Squared euclidean distance for k=2  = 0.6683623593283755
--------------------------------------------------------------------------------
Squared euclidean distance for k=3  = 0.30412315937808737


Not much to be gained from the squared euclidean distance, after all, we would expect that as K increases, the euclidean distance decreases. We could however continue the analysis by seeing the drop from K=3 to K=4 to check if the clustering favors even or odd numbers.
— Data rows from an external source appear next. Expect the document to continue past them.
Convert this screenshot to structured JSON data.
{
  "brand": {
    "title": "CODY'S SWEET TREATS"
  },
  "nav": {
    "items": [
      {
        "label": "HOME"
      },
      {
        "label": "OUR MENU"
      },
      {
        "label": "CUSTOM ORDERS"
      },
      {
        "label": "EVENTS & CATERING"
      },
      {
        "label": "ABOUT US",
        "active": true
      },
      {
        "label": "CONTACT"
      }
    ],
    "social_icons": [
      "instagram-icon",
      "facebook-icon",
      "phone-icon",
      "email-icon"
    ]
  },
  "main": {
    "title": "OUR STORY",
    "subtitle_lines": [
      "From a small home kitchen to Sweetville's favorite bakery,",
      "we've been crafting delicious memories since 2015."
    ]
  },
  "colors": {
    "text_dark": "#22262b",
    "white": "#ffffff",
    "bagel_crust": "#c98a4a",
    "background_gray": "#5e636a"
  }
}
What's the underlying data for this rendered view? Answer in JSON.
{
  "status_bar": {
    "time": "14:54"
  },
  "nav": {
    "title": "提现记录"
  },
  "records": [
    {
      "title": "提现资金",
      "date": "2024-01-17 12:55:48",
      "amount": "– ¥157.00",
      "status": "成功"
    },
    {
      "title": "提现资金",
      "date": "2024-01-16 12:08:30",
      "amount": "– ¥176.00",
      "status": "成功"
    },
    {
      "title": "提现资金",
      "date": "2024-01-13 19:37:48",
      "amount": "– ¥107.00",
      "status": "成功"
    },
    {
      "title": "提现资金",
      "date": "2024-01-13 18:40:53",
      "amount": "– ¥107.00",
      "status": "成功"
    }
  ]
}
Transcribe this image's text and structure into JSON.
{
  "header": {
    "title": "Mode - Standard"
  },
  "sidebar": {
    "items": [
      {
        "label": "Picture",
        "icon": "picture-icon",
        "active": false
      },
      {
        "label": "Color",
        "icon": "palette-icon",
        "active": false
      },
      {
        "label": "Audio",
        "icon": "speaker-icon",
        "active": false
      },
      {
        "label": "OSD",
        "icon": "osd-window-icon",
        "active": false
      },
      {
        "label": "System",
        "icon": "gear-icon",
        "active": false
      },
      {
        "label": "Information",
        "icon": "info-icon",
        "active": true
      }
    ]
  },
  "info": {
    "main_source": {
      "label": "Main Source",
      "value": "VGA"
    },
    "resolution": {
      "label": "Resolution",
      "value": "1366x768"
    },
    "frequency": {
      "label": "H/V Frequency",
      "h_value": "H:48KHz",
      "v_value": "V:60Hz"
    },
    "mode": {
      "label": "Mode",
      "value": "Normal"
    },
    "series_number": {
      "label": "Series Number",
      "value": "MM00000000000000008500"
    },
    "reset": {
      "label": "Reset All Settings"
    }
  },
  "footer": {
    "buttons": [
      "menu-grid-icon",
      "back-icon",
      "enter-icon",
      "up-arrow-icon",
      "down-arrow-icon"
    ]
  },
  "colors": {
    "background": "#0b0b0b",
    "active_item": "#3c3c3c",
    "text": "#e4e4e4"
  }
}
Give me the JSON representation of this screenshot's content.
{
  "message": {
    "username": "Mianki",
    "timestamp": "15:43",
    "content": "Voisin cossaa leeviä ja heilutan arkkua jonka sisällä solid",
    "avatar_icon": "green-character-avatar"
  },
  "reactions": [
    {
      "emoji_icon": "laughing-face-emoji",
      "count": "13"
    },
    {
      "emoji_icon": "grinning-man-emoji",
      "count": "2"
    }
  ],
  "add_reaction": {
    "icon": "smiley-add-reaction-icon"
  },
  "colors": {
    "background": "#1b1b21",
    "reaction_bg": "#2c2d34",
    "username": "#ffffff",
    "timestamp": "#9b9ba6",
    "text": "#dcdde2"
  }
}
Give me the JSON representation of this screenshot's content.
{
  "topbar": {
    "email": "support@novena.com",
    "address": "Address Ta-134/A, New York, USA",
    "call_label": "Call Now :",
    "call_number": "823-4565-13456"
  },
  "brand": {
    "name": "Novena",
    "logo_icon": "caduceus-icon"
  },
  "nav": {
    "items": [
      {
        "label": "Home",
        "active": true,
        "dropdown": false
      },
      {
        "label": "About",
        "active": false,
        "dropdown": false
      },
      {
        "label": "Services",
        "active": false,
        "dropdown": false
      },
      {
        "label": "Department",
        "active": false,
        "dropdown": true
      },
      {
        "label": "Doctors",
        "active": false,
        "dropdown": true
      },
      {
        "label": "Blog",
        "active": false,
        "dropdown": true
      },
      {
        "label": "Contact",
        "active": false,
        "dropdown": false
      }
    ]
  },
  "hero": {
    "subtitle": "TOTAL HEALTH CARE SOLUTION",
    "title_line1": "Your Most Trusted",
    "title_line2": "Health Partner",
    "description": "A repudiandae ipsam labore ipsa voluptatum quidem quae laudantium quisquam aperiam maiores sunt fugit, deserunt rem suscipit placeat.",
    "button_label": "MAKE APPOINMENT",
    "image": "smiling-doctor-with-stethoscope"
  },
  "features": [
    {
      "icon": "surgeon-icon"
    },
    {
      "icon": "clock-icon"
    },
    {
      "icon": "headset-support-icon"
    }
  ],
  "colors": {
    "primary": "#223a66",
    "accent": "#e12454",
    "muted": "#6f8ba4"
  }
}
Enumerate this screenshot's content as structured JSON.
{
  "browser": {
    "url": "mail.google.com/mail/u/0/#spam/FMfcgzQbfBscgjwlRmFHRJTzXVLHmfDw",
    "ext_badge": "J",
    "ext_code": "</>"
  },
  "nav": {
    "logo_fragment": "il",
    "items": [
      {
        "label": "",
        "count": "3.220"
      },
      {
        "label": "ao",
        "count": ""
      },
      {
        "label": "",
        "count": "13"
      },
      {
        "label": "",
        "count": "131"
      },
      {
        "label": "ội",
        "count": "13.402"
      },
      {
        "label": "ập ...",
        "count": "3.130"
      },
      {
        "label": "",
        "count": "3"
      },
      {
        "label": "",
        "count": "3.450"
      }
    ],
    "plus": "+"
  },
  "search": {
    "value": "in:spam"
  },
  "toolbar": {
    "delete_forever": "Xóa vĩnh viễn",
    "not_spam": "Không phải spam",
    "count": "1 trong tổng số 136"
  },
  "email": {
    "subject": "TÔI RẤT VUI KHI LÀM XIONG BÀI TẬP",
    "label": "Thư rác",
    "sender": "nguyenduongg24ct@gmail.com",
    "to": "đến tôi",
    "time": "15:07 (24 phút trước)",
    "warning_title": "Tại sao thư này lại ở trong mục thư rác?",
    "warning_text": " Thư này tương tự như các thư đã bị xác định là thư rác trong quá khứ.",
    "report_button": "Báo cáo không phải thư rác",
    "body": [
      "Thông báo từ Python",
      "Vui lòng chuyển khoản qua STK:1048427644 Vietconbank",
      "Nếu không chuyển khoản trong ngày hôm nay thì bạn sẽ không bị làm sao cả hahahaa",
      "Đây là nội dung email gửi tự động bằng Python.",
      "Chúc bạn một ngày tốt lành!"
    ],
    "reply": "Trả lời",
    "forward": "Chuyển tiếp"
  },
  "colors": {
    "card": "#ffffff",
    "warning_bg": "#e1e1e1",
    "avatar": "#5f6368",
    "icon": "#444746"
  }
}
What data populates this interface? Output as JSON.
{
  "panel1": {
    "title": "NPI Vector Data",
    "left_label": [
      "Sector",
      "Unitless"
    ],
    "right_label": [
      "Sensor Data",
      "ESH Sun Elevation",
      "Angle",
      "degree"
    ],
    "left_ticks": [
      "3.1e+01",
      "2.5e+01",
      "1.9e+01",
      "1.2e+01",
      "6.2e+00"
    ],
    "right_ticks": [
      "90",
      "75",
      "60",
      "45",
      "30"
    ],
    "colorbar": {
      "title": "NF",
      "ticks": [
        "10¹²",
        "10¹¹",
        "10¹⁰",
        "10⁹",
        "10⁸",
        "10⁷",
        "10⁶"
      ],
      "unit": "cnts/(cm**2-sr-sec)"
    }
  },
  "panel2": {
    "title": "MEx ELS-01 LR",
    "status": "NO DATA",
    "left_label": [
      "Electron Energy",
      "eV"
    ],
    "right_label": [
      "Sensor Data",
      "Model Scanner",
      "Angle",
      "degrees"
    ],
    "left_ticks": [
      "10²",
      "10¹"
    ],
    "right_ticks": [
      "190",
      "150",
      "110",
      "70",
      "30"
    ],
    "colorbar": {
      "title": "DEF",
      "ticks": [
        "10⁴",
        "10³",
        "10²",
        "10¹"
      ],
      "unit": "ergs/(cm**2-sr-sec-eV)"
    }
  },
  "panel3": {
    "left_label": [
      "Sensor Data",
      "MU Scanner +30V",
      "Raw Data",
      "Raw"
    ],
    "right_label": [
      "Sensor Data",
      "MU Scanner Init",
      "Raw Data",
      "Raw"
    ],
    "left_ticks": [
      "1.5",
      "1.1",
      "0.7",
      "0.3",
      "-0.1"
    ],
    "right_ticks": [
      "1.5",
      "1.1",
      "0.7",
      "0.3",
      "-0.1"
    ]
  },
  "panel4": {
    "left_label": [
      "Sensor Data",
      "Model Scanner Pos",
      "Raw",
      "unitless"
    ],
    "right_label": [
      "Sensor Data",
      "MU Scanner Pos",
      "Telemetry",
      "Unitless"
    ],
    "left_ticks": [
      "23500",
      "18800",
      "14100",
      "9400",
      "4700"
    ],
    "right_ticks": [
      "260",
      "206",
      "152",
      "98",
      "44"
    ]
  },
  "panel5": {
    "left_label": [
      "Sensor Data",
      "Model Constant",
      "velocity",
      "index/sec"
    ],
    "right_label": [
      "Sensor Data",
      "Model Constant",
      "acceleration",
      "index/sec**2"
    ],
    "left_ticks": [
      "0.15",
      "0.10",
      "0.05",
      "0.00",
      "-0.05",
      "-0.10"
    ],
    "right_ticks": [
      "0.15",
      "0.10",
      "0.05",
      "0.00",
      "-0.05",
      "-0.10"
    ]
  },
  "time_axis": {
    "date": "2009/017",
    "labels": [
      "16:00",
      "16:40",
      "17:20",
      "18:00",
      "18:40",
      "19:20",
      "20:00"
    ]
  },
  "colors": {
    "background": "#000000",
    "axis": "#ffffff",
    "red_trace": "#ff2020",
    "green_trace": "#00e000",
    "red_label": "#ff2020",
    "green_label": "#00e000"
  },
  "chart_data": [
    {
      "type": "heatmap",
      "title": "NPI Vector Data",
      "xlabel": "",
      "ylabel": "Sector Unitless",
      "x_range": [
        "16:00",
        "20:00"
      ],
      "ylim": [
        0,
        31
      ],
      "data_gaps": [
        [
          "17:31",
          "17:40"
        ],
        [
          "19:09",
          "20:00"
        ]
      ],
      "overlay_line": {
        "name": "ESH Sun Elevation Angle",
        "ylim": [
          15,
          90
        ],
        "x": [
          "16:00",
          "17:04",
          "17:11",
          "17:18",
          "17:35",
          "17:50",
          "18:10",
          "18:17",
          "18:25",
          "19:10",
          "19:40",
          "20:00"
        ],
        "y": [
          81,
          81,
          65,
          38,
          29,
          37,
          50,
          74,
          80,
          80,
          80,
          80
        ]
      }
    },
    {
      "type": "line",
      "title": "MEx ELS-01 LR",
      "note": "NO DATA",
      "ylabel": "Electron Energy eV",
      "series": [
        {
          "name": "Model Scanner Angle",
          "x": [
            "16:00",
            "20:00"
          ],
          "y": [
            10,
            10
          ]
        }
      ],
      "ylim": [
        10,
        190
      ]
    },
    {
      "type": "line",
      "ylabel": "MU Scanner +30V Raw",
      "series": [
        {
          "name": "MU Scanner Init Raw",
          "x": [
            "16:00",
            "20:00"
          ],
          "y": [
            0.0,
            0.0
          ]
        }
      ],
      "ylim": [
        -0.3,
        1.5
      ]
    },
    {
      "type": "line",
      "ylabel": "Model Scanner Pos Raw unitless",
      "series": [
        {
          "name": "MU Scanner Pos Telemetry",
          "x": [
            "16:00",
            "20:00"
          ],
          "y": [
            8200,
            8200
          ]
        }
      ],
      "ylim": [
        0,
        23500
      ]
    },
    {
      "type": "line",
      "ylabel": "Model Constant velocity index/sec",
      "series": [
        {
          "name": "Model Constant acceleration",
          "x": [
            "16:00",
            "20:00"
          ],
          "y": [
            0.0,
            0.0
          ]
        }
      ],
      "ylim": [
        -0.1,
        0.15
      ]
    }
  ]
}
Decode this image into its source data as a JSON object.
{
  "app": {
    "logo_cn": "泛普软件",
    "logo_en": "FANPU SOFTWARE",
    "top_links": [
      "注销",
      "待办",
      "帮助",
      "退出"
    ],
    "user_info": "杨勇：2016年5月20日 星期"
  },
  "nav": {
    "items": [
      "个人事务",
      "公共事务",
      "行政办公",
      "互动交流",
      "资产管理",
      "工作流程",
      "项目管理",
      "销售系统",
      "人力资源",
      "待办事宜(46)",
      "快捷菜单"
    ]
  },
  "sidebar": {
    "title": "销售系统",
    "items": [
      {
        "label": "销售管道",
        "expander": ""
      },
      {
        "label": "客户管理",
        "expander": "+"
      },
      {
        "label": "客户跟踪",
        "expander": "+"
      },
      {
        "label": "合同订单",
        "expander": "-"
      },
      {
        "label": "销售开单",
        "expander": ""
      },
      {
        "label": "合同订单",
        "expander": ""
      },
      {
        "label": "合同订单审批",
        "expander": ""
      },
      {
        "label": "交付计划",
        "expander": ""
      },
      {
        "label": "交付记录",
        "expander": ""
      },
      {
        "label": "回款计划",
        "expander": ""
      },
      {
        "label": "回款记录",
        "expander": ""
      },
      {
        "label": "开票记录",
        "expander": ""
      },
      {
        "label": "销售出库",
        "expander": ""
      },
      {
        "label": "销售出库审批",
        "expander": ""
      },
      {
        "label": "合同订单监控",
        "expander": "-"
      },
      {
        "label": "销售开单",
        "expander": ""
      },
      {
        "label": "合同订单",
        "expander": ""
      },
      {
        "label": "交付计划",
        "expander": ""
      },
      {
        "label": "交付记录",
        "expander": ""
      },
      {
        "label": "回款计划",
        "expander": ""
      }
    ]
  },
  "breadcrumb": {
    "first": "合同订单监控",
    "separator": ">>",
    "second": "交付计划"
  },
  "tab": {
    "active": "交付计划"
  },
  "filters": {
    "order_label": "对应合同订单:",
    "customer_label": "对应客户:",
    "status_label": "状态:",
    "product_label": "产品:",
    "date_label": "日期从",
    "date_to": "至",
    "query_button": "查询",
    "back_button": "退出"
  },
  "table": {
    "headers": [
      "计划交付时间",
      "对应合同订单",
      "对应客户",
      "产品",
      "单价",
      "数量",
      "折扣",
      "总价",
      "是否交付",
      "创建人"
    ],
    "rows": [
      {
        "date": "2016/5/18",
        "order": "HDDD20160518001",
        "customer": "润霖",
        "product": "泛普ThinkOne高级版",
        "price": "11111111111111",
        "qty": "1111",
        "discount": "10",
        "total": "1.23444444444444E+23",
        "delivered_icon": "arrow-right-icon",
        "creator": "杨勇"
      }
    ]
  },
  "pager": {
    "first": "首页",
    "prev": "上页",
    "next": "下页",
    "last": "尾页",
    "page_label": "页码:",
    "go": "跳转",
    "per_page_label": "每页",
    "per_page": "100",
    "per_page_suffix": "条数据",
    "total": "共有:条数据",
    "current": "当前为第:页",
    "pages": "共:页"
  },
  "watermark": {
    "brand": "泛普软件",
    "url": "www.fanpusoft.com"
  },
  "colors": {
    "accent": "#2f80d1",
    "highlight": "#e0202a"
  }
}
This won't be substantial, but its worth a look:

In [None]:
from pyspark.pandas import DataFrame

In [None]:
distance = []
K = []
for k in range(2,9):
    kmeans = KMeans(featuresCol='featuresScaled',k=k)
    model = kmeans.fit(dataCluster)
    predictions = model.transform(dataCluster)
    evaluator = ClusteringEvaluator()
    SED = evaluator.evaluate(predictions)
    print("With K={}".format(k))
    print("Within squared euclidean distance = " + str(SED))
    print('--'*30)
    distance.append(SED)
    K.append(k)

With K=2
Within squared euclidean distance = 0.6683623593283755
------------------------------------------------------------
With K=3
Within squared euclidean distance = 0.30412315937808737
------------------------------------------------------------
With K=4
Within squared euclidean distance = -0.04792891045570489
------------------------------------------------------------
With K=5
Within squared euclidean distance = -0.09700416254857948
------------------------------------------------------------
With K=6
Within squared euclidean distance = -0.19010616305778094
------------------------------------------------------------
With K=7
Within squared euclidean distance = -0.15812655957480537
------------------------------------------------------------
With K=8
Within squared euclidean distance = -0.28710986231284036
------------------------------------------------------------


In [None]:
kmeansK4 = KMeans(featuresCol='featuresScaled',k=4)
modelK4 = kmeansK4.fit(dataCluster)
predictionsK4 = modelK4.transform(dataCluster)
predictionsK4.groupBy('prediction').count().show()

+----------+-----+
|prediction|count|
+----------+-----+
|         1|   79|
|         3|   83|
|         2|   88|
|         0|   84|
+----------+-----+



In [None]:
kmeansK2 = KMeans(featuresCol='featuresScaled',k=2)
modelK2 = kmeansK2.fit(dataCluster)
predictionsK2 = modelK2.transform(dataCluster)
predictionsK2.groupBy('prediction').count().show()

+----------+-----+
|prediction|count|
+----------+-----+
|         1|  167|
|         0|  167|
+----------+-----+



**Nothing definitive can be said with the above, but The last key fact that the engineer mentioned was that the attacks should be evenly numbered between the hackers. We have cluster K=2 and K=4 with evenly number.**